Angesichts der derzeitigen Diskussionen um Jugendliche will der Berliner Senat 640.000 Euro für Projekte zur gewaltlosen Erziehung bereitstellen. Ein Augenmerk wird dabei auf die Zusammenarbeit mit so genannten Migrantenvereinen gelegt.

Der Senat und die Bezirke wollen Eltern, und besonders Eltern mit Migrationshintergrund, verstärkt bei der Erziehung helfen. Denn die Erkenntnis von Jugendforschern, dass Jugendliche eher zu Schlägern werden, wenn sie zu Hause selbst Gewalt erleben, setzt sich langsam auch in den Verwaltungen durch. Und noch eine Einsicht gewinnt Freunde: dass man dabei mit Migrantenorganisationen zusammenarbeiten muss, um tatsächlich die Familien zu erreichen, die man von gewaltfreien Erziehungsmethoden überzeugen will.

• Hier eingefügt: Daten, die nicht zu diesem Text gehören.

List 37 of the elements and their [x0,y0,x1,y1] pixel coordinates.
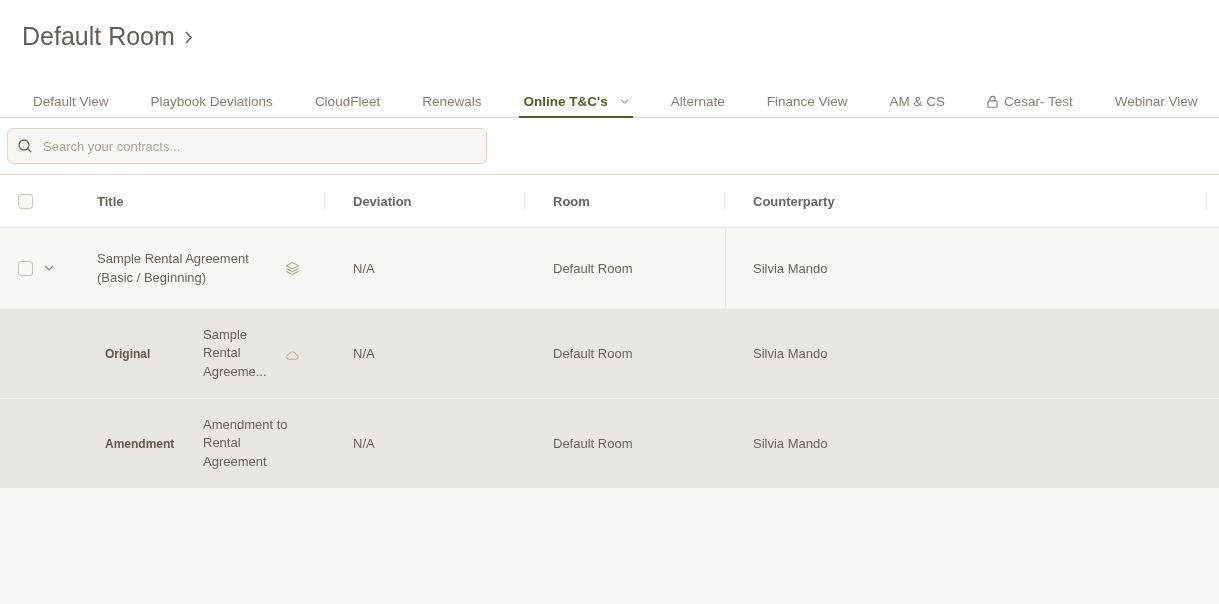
tab[interactable]: CloudFleet [310,86,385,118]
contract-title[interactable]: Sample Rental Agreement (Basic / Beginning) [97,249,272,287]
column-header: Counterparty [752,193,835,209]
table-cell: N/A [353,346,375,361]
column-header: Room [552,193,590,209]
chevron-right-icon[interactable] [184,30,192,44]
relation-label: Original [105,346,152,361]
search-icon [18,139,32,153]
relation-label: Amendment [105,436,176,451]
table-cell: Default Room [553,436,633,451]
tab[interactable]: Cesar- Test [983,86,1077,118]
chevron-down-icon[interactable] [619,98,629,104]
table-cell: N/A [353,260,375,276]
table-cell: Silvia Mando [753,346,828,361]
select-all-checkbox[interactable] [18,193,33,209]
table-cell: Silvia Mando [753,260,828,276]
tab[interactable]: Online T&C's [519,86,633,118]
tab[interactable]: Webinar View [1110,86,1202,118]
tab[interactable]: Playbook Deviations [146,86,277,118]
tab[interactable]: Finance View [762,86,852,118]
page-title: Default Room [22,21,175,52]
table-cell: Default Room [553,346,633,361]
tab[interactable]: AM & CS [885,86,950,118]
table-cell: Default Room [553,260,633,276]
search-field[interactable]: Search your contracts... [7,128,487,164]
tab[interactable]: Renewals [418,86,486,118]
column-header: Title [96,193,124,209]
table-cell: N/A [353,436,375,451]
chevron-down-icon[interactable] [44,265,54,271]
contract-title[interactable]: Sample Rental Agreeme... [203,325,285,382]
column-header: Deviation [352,193,412,209]
row-checkbox[interactable] [18,260,33,276]
contract-title[interactable]: Amendment to Rental Agreement [203,415,288,472]
table-cell: Silvia Mando [753,436,828,451]
layers-icon [285,260,300,276]
tab[interactable]: Alternate [666,86,729,118]
tab[interactable]: Default View [29,86,113,118]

So hat der Senat im Dezember für den Haushalt 2008 und 2009 jeweils 320 000 Euro für entsprechende ressortübergreifende Modellprojekte bereitgestellt. Im Moment sei man dabei, Migrantenvereine anzusprechen und Ideen zu entwickeln, sagt Thomas Härtel, Staatssekretär in der Bildungsverwaltung. Er stellt fest, dass es auch bei den Migranten einen Bewusstseinswandel gegeben habe und viele nun von sich aus gegen häusliche Gewalt vorgehen wollten.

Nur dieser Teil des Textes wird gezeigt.